# Gewerbeanmeldung Autoaufbereiter



## Dominick (29. Oktober 2012)

Hallo zusammen!

Ich bin Student und Studiere in Hof/Bayern und habe mir überlegt während der Semesterferien zu Hause im Taunus bei meinen Eltern in der Garage Autos aufzubereiten. 

Ich Selbst habe in Hof ein Jahr lang als Fahrzeugaufbereiter neben meinem Studium gearbeitet und habe zu Hause alle nötigen Geräte und Platz den ich brauche, um wirklich professionell zu arbeiten. Die einzigen Kosten die auf mich zu kommen werden, sind die variablen Kosten für das Material (Politur, etc., etc.) welches ich pro Auto verbrauche. Ich rechne mit einem Gewinn weit unter 8000 Euro im Jahr und habe sonst keine Einkünfte.

Meine Frage, wie gehe ich mit der Gewerbeanmeldung vor? Ist diese Tätigkeit geschützt, im sinne einer vorrausgesetzten Ausbildung, brauche ich trotz niedrigen Gewinns einen Gewerbeschein oder muss ich mein Gewerbe als Autoaufbereiter anmelden?

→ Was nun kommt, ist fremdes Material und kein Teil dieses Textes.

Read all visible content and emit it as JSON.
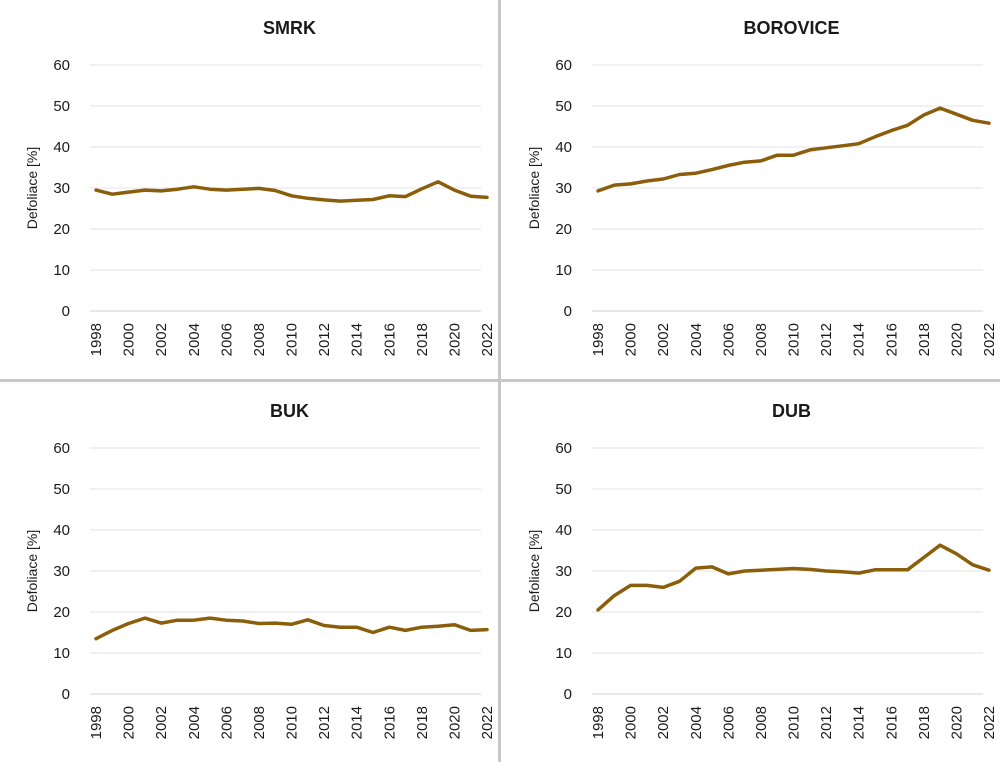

Das ganze Thema ist für mich absolutes Neuland und ich hoffe das mir jemand weiterhelfen kann..

Vielen Lieben Dank
Dominick O.


----------



## Ziagl (6. November 2012)

ich kann dir sagen wie es in Österreich ist: bei uns ist es so, dass bis ca. 4500€ bei Teilzeit bzw. ca. 6000€ Vollzeit das Gewerbe nicht angemeldet werden muss. Das ist quasi ein Freibetrag, den du zwar versteuern, aber für den du keine Sozialversicherung zahlen musst. Alles darüber benötigte eine Anmeldung.
In Österreich geht man bei solchen fragen zur Wirtschaftskammer, gibt bei euch sicher auch sowas. Einfach Anrufen oder Termin ausmachen. Als alternative kannst du auch ein unverbindliches Informationsgespräch mit einem Steuerberater führen!

ich hoffe ich konnte dir helfen! ps: falls du etwas im IT Bereich benötigst zB eine Homepage, dann kann ich dir gerne eine als selbstständiger Programmierer bauen


----------



## sheel (6. November 2012)

Kann jetzt nicht aus dem Kopf sagen, ob die Zahlen stimmen,
aber a) sie sind jedenfalls jährlich zu verstehen.
b) SV ist nicht alles, was gezahlt werden muss.
c) Angaben von Beratern etc. immer schriftlich geben lassen.


----------



## alxy (11. November 2012)

Ich kanns nur immer wieder empfehlen:
Geht eifnach zum Gewerbeamt der Stadt und fragt da mal freundlich nach. Die werden euch schon weiterhelfen und im Idealfa0ll direkt 20€ kassieren und euch den Gewerbeschein ausfüllen lassen...


----------